Nous étions beaucoup moins libres les jours où il n’y avait pas classe, et les jeux dans la vallée de la mort où nous imaginions les aventures d’une tribu mythique appelés les Bouya Cramanou ne trouvaient plus grâce aux yeux de nos parents. De ce fait l’une des épreuves permettant d’être digne des Bouya Cramanou ne pouvait plus se dérouler. Ces 3 épreuves consistaient à sauter à pieds joints d’une rive à l’autre de la Vallée de la mort, faire frère de sang avec un autre Bouya Cramanou, manger une crotte de nez.

LES PHOTOS DES ANCETRES

LE COEUR DES BILLES AGATHES

NOUS COUPONS DES BRANCHES AVEC HENRIETTE ET SON MARI

LA BALANCOIRE DANS UN COFFRAGE

LE BOURRICOT DANS LA COUR

LE GENERAL MASSU ET MA PREMIERE COMMUNION

LE TELEPHONE A FIL

LES SAPINS DE L'EGLISE

LA NOUVELLE CROIX

Un été de l’année 1959, mon père et son jeune frère Melchior, entreprirent la rénovation du caveau familial.
Le calendrier moins chargé de l’entreprise de maçonnerie paternelle, les « événements » empêchant d’accepter des chantiers éloignés rendus dangereux par les distances à parcourir sur des routes désertes, rendaient enfin possible la réalisation de ces travaux longtemps différés.
Avec mon frère et plusieurs de mes cousins, nous avions été requis pour participer à cette noble tâche ce qui nous enchantait à l’avance.
Le projet ambitieux d’une croix en béton décorée de faïences brisées du plus bel effet, constituait le clou de cette rénovation.
Macabre pour certains, cette préoccupation d’entretien de la maison de nos morts en 1959 témoignait d’un bel optimisme, ou du moins d’une volonté avérée de braver les augures.
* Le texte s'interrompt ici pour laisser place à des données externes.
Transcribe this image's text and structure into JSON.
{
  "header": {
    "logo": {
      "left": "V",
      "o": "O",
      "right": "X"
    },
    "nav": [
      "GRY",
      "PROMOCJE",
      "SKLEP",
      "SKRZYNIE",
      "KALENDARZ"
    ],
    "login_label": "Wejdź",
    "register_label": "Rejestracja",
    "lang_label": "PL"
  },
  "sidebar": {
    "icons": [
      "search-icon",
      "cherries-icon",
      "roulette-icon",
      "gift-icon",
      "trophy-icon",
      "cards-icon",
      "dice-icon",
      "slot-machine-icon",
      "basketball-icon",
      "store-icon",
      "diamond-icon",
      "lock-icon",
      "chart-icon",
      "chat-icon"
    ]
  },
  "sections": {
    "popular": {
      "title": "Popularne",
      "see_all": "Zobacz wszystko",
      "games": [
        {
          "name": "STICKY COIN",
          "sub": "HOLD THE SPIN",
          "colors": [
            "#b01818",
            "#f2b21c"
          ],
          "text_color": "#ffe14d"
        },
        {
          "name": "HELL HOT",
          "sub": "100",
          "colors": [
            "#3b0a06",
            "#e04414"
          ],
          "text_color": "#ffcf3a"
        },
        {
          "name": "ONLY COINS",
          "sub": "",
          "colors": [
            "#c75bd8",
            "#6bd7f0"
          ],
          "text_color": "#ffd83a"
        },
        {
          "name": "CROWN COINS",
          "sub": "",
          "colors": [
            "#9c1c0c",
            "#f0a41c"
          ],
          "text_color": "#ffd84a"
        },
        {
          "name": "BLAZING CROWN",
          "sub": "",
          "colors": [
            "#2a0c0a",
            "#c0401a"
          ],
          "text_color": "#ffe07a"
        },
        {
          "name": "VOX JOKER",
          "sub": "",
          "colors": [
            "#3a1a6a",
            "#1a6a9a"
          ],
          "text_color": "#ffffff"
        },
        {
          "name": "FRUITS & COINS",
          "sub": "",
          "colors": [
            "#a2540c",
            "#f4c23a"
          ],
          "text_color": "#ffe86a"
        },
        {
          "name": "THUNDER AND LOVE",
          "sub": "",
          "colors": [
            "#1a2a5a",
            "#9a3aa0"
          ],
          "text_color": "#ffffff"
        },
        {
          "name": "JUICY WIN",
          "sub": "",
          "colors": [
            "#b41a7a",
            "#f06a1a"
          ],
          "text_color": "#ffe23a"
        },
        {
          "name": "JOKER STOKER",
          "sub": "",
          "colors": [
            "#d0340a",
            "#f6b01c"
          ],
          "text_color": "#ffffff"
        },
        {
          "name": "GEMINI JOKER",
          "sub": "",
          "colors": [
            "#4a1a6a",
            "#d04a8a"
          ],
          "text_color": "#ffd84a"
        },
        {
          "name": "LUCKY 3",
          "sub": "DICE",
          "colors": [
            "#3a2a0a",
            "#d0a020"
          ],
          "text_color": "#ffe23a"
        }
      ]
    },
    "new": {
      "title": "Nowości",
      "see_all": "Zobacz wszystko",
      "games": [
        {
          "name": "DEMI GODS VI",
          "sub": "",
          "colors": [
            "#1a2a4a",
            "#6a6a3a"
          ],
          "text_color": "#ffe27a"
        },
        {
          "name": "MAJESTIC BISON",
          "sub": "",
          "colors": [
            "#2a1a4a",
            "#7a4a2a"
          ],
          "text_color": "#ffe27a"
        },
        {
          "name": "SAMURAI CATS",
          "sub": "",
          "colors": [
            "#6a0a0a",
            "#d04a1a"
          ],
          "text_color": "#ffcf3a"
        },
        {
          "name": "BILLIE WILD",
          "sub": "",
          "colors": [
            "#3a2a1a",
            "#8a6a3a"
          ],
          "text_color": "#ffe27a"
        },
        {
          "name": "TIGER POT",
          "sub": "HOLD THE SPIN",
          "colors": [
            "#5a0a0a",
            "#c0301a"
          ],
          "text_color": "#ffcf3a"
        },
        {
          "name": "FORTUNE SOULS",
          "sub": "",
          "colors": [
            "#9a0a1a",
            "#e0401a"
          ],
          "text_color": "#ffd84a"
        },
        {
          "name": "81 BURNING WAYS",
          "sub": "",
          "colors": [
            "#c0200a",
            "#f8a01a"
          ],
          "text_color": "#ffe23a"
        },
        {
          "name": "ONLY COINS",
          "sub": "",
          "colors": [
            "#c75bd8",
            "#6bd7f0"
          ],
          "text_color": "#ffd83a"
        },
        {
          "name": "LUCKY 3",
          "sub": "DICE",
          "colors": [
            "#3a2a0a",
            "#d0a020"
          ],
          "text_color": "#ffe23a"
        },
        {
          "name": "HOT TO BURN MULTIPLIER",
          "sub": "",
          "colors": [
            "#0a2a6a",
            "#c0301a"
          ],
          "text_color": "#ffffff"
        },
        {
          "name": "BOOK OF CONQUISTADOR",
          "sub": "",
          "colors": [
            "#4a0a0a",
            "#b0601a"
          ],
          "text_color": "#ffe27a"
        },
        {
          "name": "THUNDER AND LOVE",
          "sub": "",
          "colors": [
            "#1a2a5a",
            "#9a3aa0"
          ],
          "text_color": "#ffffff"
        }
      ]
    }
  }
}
Mon oncle Melchior avait rempli d’eau un fut métallique dans lequel je devais laver les faïences récupérées pour en enlever les fragments de ciment.
Sur un madrier de bois, je devais ensuite briser chaque carreau avec un marteau pour, selon les conseils avisés de mon oncle, obtenir des morceaux capable de s’insérer dans l’œuvre en cours de réalisation.
Il avait lui même réalisé un coffrage de bois à même le sol et coulé le ciment sur les ferrailles constituant l’ossature de la croix.
Pour assurer la solidité de l’ensemble, les angles droits de la croix avaient été brisés ce qui allait conférer à l’ouvrage une spécificité que les exégètes familiaux qualifieraient plus tard de profondément mystique.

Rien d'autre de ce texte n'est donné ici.